In a blog titled “The first lady’s existential crisis”, Le Monde commentator Françoise Fressoz describes Trierweiler as a woman torn between her journalistic reflexes and her ill-defined new role, and Hollande as her unsuspecting victim.

“It would have been better to keep silent, because it’s François Hollande who now faces the firing squad. The 'normal president', who had almost been faultless, is now forced to comment on his romantic life and threatened by the celebrity treatment he strongly condemned during the past five years,” Fressoz wrote.

Regional daily Le Parisien was among several newspapers reporting that Trierweiler failed to inform Hollande before publishing her unilateral endorsement and that his administration was reeling from the affair. “The president was very upset. He took to the news very badly. He is a modest man and she crossed the line. This could hurt his image,” the daily quoted a presidential advisor as saying.

Not just an election hurdle

Le Parisien also emphasized the stunned reactions from the Socialist Party, whose leaders have been forced to answer embarrassing questions just four days before a parliamentary election that could see them win a majority after ten years as the opposition.

“The only thing that matters to us is that François Hollande backs Ségolène Royal,” the daily quotes a startled Socialist Party chief Martine Aubry as saying. Royal herself avoided taking questions from the press after finding out about Trierweiler’s message, the daily reported.

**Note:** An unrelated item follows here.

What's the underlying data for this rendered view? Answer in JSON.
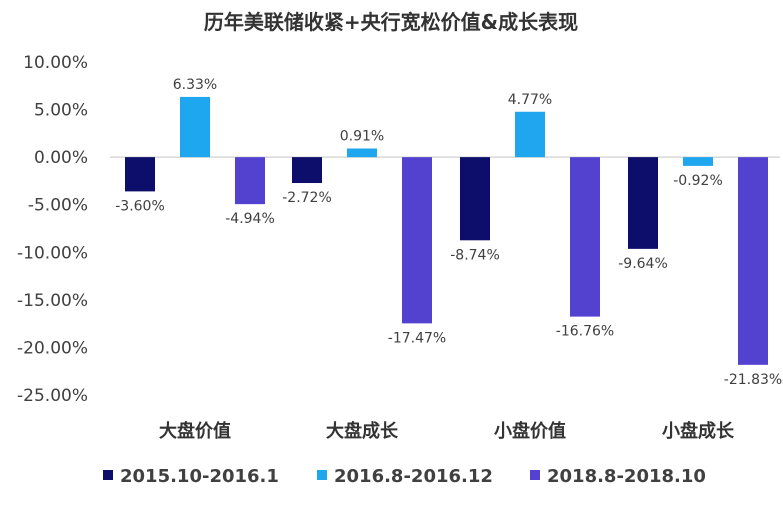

Many publications decided to publish opposing photos of Trierweiler and Royal and highlighted the potentially poisoned ties between the Elysée Presidential Palace and the Socialist Party.

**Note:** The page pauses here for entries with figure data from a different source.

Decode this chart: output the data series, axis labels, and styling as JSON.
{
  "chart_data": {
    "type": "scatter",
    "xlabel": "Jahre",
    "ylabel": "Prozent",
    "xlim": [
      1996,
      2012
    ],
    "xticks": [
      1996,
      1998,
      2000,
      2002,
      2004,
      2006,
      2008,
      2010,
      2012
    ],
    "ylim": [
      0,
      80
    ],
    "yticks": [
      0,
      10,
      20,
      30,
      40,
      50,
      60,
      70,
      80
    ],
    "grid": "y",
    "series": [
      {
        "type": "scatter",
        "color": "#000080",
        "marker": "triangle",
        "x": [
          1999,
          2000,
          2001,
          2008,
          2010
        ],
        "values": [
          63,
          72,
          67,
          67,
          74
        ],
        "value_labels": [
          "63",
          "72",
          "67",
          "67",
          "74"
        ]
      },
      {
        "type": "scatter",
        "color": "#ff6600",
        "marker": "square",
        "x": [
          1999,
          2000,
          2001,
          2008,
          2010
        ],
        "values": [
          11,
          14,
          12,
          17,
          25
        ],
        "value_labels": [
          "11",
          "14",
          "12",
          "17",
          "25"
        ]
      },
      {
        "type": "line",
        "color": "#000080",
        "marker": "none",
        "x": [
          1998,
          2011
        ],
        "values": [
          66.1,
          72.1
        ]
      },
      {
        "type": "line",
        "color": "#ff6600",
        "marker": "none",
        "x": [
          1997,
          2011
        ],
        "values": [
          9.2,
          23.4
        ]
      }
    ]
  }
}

“[Trierweiler and Royal], each woman with her own status, must now share a single terrain – the Socialist Party – and a single man – François Hollande,” the weekly Le Nouvel Observateur wrote in its online version.

The incident was also the opportunity for many anaylsts to comment on Trierweiler’s previously underreported intense jealousy of Hollande’s former partner, and question if the first lady was not a long-term liability for both the Socialist Party and Hollande himself.

The L'Express weekly wrote a rare article about the rivalry between Trierweiler and Royal on May 19, and rehashed the story on Thursday in light of the Twitter incident.

Writing in the Marianne weekly, Christine Clerc said she was finding it difficult to continue to defend Trierweiler’s independent spirit: “[Trierweiler] should have made the choice a long time ago. She should have refused to grace the red carpet at the Elysée Palace on inauguration day, then climb the steps of the White House. You cannot be first lady, as well as a critical journalist, as well as jealous woman, without disappointing the French people and destabilizing your partner’s presidency.”